Location: Food and Feed Safety ResearchTitle: Forensic microbiology: Evolving from discriminating distinct microbes to characterizing entire microbial communities on decomposing remains
Submitted to: Microbiologist
Publication Type: Trade Journal
Publication Acceptance Date: 7/6/2015
Publication Date: 9/1/2015
Citation: Crippen, T.L. 2015. Forensic microbiology: Evolving from discriminating distinct microbes to characterizing entire microbial communities on decomposing remains. Microbiologist. 16:10-12.

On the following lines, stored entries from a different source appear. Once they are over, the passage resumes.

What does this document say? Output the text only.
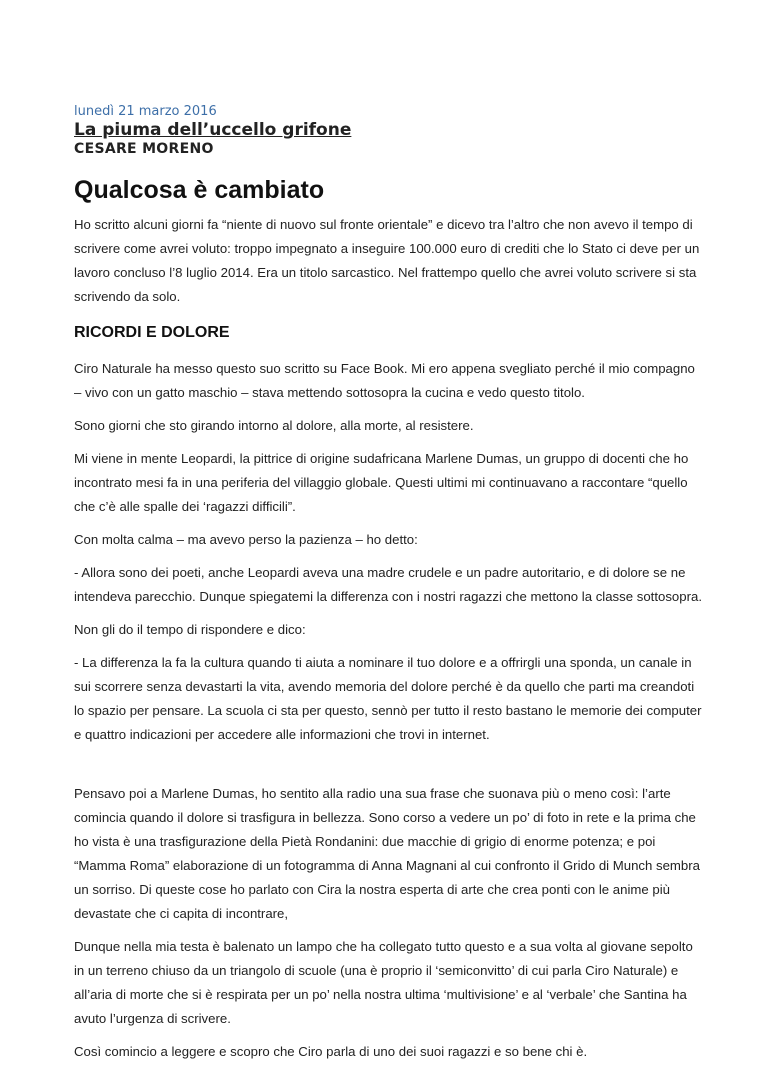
lunedì 21 marzo 2016

La piuma dell’uccello grifone

CESARE MORENO

Qualcosa è cambiato

Ho scritto alcuni giorni fa “niente di nuovo sul fronte orientale” e dicevo tra l’altro che non avevo il tempo di scrivere come avrei voluto: troppo impegnato a inseguire 100.000 euro di crediti che lo Stato ci deve per un lavoro concluso l’8 luglio 2014. Era un titolo sarcastico. Nel frattempo quello che avrei voluto scrivere si sta scrivendo da solo.

RICORDI E DOLORE

Ciro Naturale ha messo questo suo scritto su Face Book. Mi ero appena svegliato perché il mio compagno – vivo con un gatto maschio – stava mettendo sottosopra la cucina e vedo questo titolo.

Sono giorni che sto girando intorno al dolore, alla morte, al resistere.

Mi viene in mente Leopardi, la pittrice di origine sudafricana Marlene Dumas, un gruppo di docenti che ho incontrato mesi fa in una periferia del villaggio globale. Questi ultimi mi continuavano a raccontare “quello che c’è alle spalle dei ‘ragazzi difficili”.

Con molta calma – ma avevo perso la pazienza – ho detto:

- Allora sono dei poeti, anche Leopardi aveva una madre crudele e un padre autoritario, e di dolore se ne intendeva parecchio. Dunque spiegatemi la differenza con i nostri ragazzi che mettono la classe sottosopra.

Non gli do il tempo di rispondere e dico:

- La differenza la fa la cultura quando ti aiuta a nominare il tuo dolore e a offrirgli una sponda, un canale in sui scorrere senza devastarti la vita, avendo memoria del dolore perché è da quello che parti ma creandoti lo spazio per pensare. La scuola ci sta per questo, sennò per tutto il resto bastano le memorie dei computer e quattro indicazioni per accedere alle informazioni che trovi in internet.

Pensavo poi a Marlene Dumas, ho sentito alla radio una sua frase che suonava più o meno così: l’arte comincia quando il dolore si trasfigura in bellezza. Sono corso a vedere un po’ di foto in rete e la prima che ho vista è una trasfigurazione della Pietà Rondanini: due macchie di grigio di enorme potenza; e poi “Mamma Roma” elaborazione di un fotogramma di Anna Magnani al cui confronto il Grido di Munch sembra un sorriso. Di queste cose ho parlato con Cira la nostra esperta di arte che crea ponti con le anime più devastate che ci capita di incontrare,

Dunque nella mia testa è balenato un lampo che ha collegato tutto questo e a sua volta al giovane sepolto in un terreno chiuso da un triangolo di scuole (una è proprio il ‘semiconvitto’ di cui parla Ciro Naturale) e all’aria di morte che si è respirata per un po’ nella nostra ultima ‘multivisione’ e al ‘verbale’ che Santina ha avuto l’urgenza di scrivere.

Così comincio a leggere e scopro che Ciro parla di uno dei suoi ragazzi e so bene chi è.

Technical Abstract: The body of an animal encompasses a multitude of compositionally and functionally unique microbial environments, from the skin to the gastrointestinal system. Each of these systems harbor microbial communities that have adapted in order to cohabitate with their specific host resulting in a distinctive genetic signature that may be useful in identifying its source. These adaptations occur at an accelerated rate in microbes in comparison to macroorganisms, such as vertebrates, due to short reproductive cycles, high mutation rates, and the ease of gene exchange between microbes. The resulting community of microbes on, and in, animals is large and heterogeneous related to such factors as anatomical location, gender, and environment, but there also appears to be a core set of bacterial phylotypes common to all individuals and transient rare taxa related to environmental influences. We can now explore the possibility of identifying an individual’s or animal’s distinct microbial community before (microbiome) and after death (postmortem microbial communities), or where that person or animal has been, based on their unique microbial geo-signature.